Василевский рассчитал, что западные спецслужбы рано или поздно зафиксируют наши контакты с Понтекорво в Италии и Швейцарии, и уже тогда было принято решение о маршрутах его возможного бегства в СССР. В 1950 году, сразу же после ареста Фукса, Понтекорво бежал в СССР через Финляндию. Эта операция нашей разведки успешно блокировала все усилия ФБР и английской контрразведки рас крыть другие источники информации по атомной проблеме, помимо Фукса. По приезде в Союз Понтекорво начал научную работу в ядерном центре под Москвой, в Дубне. Он написал прекрасную автобиографическую книгу, в которой много интересного рассказал о Ферми, но о своих контактах с советской разведкой промолчал.
Хотя Василевский был в опале около семи лет -- до 1961 года, он встречался с Понтекорво в 60--70-х годах, приглашал его на обед в ресторан Дома литераторов. В 1968 году, когда я был освобожден из тюрьмы, Василевский предложил и мне встретиться и пообедать с Понтекорво. Но поскольку ресторан находился в сфере постоянного внимания КГБ, а руководители разведки категорически были против встреч Василевского с Понтекорво, я отказался.
В 1970 году я стал членом московского объединения литераторов и регулярно посещал писательский клуб. Там, в ресторане, я и Василевский встретились за обедом с Рамоном Меркадером. Я не люблю привлекать к себе внимание, поэтому попросил, чтобы Рамон не надевал звезду Героя Советского Союза. Но Меркадер и Василевский, наоборот, получали удовольствие, бросая вызов властям своими наградами. Василевский до последних дней своей жизни продолжал писать письма в ЦК КПСС, разоблачая тогдашнего руководителя разведки КГБ генерала Сахаровского, его провалы и ошибки в работе с агентурой.
Правда о деле Розенбергов, уловки ФБР
Супруги Розенберги были привлечены к сотрудничеству с нашей разведкой в 1938 году Овакимяном и Семеновым. По иронии судьбы Розенберги представлены в прессе американцами и нами как ключевые фигуры в атомном шпионаже в пользу СССР. В действительности же их роль была не столь значительна. Они действовали абсолютно вне связи с главными источниками информации по атомной бомбе, которые координировались специальным разведывательным аппаратом.

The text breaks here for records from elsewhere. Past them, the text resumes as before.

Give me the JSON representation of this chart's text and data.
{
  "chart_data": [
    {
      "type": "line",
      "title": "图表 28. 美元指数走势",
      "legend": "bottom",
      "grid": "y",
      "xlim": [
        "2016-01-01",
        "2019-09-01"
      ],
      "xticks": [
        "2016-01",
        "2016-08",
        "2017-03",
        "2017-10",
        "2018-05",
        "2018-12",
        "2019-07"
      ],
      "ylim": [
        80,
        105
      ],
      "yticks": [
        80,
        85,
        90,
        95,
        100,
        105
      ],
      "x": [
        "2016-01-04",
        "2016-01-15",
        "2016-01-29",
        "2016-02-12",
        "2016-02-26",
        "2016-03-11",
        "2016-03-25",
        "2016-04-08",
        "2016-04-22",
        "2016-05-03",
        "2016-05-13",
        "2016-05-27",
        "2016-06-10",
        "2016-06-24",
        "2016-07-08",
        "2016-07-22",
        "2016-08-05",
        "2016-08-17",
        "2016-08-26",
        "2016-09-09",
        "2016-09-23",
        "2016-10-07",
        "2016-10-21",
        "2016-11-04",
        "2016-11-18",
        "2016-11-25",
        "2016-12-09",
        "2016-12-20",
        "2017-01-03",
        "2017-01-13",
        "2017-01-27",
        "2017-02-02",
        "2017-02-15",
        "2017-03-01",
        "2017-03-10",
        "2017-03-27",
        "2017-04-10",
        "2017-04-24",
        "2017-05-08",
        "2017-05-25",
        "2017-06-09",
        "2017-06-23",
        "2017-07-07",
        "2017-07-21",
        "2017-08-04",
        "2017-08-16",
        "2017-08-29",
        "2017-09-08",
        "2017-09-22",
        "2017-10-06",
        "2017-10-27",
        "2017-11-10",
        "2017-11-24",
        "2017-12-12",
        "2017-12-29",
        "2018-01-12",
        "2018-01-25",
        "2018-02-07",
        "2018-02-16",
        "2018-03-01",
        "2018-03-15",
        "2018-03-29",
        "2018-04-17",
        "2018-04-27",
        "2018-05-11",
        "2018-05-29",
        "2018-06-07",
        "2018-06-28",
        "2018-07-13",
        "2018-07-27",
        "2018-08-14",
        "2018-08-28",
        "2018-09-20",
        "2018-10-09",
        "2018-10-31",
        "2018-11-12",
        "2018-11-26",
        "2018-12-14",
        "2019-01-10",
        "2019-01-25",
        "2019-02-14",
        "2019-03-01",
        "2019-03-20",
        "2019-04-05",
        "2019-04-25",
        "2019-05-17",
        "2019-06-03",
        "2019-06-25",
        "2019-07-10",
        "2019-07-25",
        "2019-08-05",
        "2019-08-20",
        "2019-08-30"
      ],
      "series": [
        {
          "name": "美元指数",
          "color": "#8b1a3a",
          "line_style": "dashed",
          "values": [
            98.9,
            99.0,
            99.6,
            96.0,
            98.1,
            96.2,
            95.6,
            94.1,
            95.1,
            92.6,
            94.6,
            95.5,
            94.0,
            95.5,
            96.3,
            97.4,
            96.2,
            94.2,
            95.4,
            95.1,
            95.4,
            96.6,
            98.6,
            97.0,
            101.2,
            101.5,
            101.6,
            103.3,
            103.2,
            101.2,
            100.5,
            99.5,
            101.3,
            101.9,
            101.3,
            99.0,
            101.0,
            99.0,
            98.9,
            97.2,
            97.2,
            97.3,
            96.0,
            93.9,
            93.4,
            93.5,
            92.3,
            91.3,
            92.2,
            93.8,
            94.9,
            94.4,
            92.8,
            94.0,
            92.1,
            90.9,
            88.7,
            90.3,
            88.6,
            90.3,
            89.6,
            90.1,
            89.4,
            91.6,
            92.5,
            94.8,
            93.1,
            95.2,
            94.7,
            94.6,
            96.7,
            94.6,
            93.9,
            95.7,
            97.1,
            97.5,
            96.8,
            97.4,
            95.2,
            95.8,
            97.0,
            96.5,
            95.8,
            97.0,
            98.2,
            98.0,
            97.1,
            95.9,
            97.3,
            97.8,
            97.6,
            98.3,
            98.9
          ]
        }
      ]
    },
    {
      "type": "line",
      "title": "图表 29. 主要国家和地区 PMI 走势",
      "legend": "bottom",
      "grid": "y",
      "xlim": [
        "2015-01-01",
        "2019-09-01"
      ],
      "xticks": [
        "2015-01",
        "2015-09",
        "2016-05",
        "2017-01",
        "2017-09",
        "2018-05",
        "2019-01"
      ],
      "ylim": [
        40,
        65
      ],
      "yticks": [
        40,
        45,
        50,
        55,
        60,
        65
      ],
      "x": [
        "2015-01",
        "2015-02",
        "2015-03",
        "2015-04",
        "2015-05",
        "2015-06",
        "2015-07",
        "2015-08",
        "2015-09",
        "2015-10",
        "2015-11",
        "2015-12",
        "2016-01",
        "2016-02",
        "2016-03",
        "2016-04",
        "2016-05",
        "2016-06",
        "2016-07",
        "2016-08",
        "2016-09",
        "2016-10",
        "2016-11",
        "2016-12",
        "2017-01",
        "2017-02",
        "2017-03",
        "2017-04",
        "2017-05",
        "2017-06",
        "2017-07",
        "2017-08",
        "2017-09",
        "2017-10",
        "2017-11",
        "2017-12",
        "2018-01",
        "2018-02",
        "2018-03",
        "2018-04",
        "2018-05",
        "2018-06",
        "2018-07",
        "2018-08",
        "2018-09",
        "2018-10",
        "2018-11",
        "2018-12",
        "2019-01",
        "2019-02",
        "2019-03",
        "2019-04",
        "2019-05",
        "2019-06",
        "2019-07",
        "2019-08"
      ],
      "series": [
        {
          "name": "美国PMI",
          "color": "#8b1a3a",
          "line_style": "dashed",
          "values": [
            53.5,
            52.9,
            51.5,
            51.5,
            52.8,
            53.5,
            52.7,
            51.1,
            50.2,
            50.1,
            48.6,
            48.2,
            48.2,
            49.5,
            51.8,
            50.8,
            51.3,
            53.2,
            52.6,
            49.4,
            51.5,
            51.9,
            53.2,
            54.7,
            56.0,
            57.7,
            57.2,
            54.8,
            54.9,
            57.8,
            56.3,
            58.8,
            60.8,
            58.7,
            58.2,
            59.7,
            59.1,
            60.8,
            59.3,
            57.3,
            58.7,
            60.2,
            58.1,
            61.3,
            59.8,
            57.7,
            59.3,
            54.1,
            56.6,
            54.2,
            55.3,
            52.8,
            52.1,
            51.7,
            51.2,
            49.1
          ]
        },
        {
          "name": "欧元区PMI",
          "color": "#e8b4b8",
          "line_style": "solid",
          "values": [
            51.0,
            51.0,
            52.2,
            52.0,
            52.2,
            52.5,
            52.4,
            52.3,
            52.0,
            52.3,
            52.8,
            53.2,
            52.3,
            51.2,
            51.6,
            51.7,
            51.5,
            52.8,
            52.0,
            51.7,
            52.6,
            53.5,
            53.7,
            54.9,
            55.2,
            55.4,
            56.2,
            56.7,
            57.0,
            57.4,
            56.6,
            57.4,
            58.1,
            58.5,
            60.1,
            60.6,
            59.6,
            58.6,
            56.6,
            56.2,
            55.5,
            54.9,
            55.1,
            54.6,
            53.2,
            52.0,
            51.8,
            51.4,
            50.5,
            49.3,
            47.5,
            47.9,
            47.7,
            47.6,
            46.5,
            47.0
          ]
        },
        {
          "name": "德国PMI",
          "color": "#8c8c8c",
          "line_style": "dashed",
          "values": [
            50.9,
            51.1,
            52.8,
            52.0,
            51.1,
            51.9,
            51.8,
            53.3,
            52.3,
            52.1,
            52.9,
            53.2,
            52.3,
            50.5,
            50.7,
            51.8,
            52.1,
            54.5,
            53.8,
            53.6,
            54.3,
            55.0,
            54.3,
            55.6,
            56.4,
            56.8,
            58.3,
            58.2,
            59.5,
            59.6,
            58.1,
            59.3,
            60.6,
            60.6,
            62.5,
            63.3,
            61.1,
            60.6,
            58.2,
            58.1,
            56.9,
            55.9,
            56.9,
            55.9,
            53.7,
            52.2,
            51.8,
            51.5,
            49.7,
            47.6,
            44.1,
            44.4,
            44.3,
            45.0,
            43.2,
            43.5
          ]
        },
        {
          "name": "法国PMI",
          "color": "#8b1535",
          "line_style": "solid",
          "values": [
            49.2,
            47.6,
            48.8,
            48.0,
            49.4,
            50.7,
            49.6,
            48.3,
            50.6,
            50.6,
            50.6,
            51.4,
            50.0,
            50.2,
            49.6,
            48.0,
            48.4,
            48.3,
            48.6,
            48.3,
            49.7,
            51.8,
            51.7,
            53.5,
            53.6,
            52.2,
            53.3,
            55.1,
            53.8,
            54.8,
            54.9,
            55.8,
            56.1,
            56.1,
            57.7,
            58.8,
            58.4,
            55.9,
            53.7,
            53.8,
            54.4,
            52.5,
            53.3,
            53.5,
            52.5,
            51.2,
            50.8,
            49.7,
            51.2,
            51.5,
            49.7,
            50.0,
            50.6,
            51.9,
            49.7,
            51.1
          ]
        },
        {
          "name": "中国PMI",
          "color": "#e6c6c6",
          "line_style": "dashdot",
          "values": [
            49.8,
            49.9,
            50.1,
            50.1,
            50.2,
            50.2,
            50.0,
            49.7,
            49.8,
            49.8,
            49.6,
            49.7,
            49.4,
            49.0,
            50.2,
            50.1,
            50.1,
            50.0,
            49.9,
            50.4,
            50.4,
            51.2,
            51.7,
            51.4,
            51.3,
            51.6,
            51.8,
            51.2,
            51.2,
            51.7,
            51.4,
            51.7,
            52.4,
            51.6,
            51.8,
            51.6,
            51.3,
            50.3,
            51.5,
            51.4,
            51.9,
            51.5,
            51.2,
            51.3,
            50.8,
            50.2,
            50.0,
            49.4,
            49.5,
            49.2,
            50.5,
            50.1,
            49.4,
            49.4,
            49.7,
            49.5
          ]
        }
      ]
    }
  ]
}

В 1943--1945 годах нью-йоркская резидентура возглавлялась Квасниковым и Пастельняком, а потом недолгое время Апресяном (псевдоним "Май"), под началом которых работали Семенов, Феклисов, Яцков. Кстати, Квасников в интервью американскому телевидению в 1990 году признал, что Розенберги, помогая нашей разведке в получении информации по авиации, химии и радиотехнике, никакого отношения к серьезным материалам по атомной бомбе не имели.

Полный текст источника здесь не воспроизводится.